February 24, 2016 by
Bitcoin Roundtable Consensus Proposed a Hard Fork by July 2017

Image credit: Jason Benjamin

Besides being the International Mother Language Day, February 21 might become significant in history for another reason. Especially, among members of the Bitcoin community.

Yesterday, representatives from the bitcoin industry and members of the development community have agreed on several key points to scale Bitcoin in Hong Kong’s Cyberport and made a press release outlining their intentions.

The press release was signed by a large group of Bitcoin miners, who make up almost 80 percent of the network’s hashrate. Furthermore, representatives of major Bitcoin exchanges and several key Bitcoin Core Contributors were also among the signatories.

The Bitcoin Core team met with some of the members from China’s Bitcoin mining community in Hong Kong, and reportedly the meeting last as long as 18 hours! Sources closed to the meeting organizers said that Bitcoin Core Development Project proposed a roadmap to scale the Blockchain size.
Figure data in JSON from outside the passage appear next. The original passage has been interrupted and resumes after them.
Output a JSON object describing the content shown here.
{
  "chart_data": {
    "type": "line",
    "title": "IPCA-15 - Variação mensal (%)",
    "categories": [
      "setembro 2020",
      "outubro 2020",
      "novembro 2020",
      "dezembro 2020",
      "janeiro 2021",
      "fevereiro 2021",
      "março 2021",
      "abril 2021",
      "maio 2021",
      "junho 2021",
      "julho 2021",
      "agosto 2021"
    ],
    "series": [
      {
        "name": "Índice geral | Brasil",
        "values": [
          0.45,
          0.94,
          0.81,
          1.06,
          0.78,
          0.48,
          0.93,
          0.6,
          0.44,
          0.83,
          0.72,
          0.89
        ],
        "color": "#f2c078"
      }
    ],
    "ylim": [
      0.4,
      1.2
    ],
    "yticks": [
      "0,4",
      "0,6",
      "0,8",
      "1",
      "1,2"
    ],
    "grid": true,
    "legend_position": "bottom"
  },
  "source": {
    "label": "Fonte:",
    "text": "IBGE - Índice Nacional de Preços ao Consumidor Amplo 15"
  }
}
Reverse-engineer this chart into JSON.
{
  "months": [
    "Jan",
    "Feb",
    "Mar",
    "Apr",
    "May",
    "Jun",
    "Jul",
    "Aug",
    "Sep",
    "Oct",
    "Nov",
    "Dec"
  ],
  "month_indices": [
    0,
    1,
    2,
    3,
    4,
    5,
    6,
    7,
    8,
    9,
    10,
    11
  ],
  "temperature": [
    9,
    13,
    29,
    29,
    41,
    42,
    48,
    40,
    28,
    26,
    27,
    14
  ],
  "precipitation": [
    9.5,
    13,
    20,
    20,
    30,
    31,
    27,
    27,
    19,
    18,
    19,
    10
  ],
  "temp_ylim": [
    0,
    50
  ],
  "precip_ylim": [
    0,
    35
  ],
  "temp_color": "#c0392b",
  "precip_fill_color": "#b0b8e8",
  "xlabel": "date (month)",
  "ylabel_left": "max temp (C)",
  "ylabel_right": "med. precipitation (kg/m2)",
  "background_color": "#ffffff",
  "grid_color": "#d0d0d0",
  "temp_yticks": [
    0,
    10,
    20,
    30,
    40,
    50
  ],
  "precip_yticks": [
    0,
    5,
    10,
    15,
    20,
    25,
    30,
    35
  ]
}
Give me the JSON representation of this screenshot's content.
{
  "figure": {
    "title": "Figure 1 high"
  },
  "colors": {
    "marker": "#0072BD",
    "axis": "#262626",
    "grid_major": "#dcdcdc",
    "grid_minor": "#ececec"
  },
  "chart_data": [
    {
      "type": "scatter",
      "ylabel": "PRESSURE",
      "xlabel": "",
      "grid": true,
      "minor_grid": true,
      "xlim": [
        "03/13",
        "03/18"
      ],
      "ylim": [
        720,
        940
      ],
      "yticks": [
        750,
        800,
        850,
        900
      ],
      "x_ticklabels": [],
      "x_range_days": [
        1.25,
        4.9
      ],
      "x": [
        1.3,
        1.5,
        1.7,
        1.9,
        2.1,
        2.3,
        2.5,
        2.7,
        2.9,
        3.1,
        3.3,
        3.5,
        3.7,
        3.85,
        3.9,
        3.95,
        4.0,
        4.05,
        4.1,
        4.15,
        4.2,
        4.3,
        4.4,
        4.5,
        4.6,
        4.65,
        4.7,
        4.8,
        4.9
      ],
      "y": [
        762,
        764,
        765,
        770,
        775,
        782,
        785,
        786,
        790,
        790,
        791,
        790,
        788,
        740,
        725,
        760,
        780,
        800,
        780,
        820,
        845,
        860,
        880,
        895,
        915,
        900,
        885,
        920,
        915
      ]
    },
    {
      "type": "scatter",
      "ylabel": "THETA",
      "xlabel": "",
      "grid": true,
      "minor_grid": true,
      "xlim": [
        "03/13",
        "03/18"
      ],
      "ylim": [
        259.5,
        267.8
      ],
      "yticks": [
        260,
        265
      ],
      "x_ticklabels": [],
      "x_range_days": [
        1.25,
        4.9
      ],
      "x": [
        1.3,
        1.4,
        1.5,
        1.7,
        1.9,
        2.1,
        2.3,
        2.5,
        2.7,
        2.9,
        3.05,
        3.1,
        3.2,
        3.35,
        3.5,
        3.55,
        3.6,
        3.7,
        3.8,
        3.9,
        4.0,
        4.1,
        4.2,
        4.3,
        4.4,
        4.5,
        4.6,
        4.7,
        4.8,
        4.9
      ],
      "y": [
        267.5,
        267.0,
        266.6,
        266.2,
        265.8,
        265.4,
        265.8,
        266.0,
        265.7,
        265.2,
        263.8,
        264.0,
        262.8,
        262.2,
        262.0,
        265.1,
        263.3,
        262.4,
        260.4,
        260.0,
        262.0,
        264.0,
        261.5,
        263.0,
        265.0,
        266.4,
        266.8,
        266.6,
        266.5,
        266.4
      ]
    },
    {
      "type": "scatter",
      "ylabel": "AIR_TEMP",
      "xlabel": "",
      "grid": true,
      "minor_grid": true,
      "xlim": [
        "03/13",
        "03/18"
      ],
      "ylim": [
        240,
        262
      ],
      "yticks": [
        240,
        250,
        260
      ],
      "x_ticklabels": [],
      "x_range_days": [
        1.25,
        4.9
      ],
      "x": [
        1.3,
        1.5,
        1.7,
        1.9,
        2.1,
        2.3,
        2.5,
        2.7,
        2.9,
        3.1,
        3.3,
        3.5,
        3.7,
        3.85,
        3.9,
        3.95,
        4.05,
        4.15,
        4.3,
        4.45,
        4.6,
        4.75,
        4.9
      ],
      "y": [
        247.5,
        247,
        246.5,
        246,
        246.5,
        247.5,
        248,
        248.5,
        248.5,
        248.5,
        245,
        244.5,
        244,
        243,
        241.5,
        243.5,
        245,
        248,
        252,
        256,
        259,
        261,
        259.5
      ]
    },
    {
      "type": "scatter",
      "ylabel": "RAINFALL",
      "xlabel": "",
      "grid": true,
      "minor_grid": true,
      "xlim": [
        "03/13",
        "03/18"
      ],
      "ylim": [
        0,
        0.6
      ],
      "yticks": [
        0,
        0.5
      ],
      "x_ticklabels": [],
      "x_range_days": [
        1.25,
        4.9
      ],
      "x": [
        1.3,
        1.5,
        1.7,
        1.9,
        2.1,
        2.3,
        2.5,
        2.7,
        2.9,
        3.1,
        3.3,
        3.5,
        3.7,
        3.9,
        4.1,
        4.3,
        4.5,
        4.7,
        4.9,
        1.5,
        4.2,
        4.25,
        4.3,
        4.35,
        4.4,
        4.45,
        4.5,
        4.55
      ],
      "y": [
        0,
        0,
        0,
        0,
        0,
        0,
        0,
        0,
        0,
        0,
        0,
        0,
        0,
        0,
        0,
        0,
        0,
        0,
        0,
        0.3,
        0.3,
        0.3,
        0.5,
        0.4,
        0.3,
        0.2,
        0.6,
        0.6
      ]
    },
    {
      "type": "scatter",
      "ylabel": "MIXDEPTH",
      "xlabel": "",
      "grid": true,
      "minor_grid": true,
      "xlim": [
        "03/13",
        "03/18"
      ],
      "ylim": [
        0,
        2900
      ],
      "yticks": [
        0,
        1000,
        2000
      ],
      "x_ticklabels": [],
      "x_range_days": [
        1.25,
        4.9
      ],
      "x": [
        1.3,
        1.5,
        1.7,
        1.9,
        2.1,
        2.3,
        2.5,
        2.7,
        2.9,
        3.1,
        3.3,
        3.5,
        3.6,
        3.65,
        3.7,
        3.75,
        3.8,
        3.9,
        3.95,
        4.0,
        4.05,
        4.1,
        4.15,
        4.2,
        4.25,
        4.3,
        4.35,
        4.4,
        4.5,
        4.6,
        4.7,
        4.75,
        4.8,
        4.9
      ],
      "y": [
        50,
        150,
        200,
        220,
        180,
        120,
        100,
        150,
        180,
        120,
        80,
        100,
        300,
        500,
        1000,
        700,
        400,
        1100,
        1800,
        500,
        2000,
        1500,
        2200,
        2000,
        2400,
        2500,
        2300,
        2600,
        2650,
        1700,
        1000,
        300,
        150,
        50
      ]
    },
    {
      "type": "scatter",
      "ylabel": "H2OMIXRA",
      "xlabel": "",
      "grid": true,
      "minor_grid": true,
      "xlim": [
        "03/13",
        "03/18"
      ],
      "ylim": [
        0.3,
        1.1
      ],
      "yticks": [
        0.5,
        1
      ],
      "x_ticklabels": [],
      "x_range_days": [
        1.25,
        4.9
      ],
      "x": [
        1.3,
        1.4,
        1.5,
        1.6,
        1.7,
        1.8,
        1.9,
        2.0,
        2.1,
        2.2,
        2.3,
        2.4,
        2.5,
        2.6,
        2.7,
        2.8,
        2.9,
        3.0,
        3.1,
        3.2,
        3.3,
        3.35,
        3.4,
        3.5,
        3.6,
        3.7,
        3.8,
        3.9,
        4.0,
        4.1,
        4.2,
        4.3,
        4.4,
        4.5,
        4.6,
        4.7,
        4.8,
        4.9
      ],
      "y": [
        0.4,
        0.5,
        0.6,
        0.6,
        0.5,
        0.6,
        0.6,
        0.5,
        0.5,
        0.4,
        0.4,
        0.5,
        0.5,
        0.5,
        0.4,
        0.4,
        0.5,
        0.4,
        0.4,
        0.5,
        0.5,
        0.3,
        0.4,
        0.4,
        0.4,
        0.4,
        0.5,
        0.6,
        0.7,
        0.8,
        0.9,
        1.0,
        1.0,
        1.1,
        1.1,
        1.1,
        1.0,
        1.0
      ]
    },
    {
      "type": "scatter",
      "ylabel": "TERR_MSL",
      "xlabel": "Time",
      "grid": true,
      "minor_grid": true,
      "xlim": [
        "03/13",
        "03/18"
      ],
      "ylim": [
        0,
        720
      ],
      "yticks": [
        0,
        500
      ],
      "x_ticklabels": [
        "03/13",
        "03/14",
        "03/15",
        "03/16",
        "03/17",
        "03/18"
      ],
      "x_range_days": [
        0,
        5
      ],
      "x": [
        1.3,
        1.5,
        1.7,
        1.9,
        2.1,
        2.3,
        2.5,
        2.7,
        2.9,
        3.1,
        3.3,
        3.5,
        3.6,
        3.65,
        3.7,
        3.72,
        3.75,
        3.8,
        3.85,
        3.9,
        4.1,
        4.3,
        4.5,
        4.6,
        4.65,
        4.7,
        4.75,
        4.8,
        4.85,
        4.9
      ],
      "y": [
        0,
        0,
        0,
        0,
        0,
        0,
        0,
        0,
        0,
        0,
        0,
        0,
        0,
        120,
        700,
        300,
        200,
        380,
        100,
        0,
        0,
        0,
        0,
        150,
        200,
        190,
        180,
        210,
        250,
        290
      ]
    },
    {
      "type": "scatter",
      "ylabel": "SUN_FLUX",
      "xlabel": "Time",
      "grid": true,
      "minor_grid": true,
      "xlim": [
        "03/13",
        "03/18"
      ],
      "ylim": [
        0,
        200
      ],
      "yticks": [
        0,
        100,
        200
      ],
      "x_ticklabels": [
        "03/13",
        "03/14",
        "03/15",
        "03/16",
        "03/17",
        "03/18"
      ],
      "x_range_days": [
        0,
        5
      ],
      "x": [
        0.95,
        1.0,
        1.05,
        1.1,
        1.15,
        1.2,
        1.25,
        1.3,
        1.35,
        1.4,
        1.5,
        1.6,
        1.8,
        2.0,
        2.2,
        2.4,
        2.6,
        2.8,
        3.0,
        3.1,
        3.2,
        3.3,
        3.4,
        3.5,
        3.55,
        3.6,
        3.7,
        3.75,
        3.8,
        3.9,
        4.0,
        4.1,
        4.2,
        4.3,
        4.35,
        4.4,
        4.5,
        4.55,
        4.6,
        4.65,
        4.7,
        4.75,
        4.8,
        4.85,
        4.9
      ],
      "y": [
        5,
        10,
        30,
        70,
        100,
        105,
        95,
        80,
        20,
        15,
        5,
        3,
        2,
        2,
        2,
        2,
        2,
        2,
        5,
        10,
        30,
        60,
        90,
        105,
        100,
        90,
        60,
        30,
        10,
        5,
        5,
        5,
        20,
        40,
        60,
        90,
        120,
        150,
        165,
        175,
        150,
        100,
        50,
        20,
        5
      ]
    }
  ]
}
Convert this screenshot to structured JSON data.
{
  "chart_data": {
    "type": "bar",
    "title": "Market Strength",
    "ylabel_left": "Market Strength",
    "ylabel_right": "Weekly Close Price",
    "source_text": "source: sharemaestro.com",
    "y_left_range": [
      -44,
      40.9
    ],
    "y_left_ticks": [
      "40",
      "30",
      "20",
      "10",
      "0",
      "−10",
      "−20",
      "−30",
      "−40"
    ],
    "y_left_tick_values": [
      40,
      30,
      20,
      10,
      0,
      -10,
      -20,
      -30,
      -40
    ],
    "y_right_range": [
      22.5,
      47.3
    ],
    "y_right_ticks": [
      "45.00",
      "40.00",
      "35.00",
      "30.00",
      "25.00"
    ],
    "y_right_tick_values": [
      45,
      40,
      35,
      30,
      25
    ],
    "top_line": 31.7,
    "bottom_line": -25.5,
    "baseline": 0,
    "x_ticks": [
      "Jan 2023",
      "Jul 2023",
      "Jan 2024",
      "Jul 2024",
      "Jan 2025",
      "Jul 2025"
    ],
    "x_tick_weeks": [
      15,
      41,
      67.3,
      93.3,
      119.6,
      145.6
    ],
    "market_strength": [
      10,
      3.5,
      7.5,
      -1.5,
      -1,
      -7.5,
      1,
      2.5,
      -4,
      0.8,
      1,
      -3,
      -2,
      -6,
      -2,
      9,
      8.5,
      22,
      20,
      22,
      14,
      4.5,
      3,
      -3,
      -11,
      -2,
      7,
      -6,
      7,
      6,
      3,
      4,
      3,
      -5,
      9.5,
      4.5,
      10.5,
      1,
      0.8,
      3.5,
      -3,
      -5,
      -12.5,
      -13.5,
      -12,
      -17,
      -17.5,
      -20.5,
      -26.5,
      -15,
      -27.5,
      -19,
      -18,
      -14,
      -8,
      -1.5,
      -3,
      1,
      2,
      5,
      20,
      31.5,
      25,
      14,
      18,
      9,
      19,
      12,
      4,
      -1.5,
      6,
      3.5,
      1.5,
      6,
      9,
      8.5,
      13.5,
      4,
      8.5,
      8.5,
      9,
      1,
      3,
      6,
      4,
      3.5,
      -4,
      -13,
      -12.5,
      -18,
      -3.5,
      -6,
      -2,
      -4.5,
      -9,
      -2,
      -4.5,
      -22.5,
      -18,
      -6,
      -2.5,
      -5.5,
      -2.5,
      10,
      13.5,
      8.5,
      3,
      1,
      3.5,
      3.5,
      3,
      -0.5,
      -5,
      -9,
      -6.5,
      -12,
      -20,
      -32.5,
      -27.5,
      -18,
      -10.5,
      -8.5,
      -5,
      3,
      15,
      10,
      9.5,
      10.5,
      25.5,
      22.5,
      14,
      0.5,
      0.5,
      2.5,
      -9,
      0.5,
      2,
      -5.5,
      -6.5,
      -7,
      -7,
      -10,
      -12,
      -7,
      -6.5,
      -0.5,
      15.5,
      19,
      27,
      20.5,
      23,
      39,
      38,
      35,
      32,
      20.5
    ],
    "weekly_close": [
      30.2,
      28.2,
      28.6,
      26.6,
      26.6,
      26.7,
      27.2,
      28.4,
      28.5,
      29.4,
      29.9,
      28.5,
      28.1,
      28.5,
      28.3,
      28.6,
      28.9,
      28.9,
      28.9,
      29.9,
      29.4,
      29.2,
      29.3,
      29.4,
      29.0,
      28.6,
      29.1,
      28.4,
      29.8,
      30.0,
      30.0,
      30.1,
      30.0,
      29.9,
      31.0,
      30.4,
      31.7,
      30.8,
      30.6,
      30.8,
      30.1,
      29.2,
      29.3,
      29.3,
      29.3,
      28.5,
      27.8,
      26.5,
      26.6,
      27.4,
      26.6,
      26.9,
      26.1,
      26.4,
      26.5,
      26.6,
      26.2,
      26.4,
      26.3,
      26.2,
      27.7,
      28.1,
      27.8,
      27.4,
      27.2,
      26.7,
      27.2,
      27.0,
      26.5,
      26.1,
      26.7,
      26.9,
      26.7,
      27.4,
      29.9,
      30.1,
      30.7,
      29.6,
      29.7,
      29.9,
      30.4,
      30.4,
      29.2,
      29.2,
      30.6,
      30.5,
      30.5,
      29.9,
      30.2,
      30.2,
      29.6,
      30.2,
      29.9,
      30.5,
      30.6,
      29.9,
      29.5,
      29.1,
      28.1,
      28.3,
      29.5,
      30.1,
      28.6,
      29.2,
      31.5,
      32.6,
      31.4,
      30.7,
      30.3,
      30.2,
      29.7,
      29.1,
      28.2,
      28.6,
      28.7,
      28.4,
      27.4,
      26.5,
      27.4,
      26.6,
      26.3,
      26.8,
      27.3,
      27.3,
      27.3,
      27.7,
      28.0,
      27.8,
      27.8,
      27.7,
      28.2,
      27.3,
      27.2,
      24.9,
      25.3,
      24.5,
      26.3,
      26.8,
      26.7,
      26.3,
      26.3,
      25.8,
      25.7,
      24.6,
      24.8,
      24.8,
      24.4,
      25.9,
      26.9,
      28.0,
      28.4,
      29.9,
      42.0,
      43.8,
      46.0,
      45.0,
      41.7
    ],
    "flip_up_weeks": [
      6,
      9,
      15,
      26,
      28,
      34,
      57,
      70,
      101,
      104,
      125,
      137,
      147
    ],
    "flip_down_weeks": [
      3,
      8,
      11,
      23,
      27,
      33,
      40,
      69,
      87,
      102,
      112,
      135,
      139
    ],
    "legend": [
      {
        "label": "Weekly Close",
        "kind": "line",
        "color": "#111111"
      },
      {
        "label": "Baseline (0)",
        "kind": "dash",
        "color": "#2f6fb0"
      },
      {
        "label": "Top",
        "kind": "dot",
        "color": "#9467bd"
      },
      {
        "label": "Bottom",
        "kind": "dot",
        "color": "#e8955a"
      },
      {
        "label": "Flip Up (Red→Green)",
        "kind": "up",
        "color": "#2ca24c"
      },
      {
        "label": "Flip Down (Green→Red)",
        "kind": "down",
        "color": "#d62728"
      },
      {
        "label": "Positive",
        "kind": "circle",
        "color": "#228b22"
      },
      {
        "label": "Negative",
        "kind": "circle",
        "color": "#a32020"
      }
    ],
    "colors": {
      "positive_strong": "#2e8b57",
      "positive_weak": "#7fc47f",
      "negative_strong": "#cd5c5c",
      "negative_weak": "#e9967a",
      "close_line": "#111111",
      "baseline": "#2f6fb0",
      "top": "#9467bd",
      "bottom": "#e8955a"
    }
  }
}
They have so far proposed to make the source code for the scaled up Bitcoin by July 2017.

However, prior to this release, a new version called Segregated Witness (SegWit) will be released in April. “SegWit continues to be developed actively as a soft-fork and is likely to proceed towards release over the next two months, as originally scheduled,” the press release outlined.

While the SegWit will be termed as a “soft fork” the press released noted that the later version will be a “hard fork” and include “features which are currently being discussed within technical communities.”

The hard fork version would include “an increase in the non-witness data to be around 2 MB, with the total size no more than 4 MB, and will only be adopted with broad support across the entire Bitcoin community,” mentioned the press release.

While the hard fork code will support 4 MB Blockchain size, the group said that both the SegWit and the hard fork versions will continue to be available side by side for the foreseeable future via Bitcoin Core-compatible consensus systems.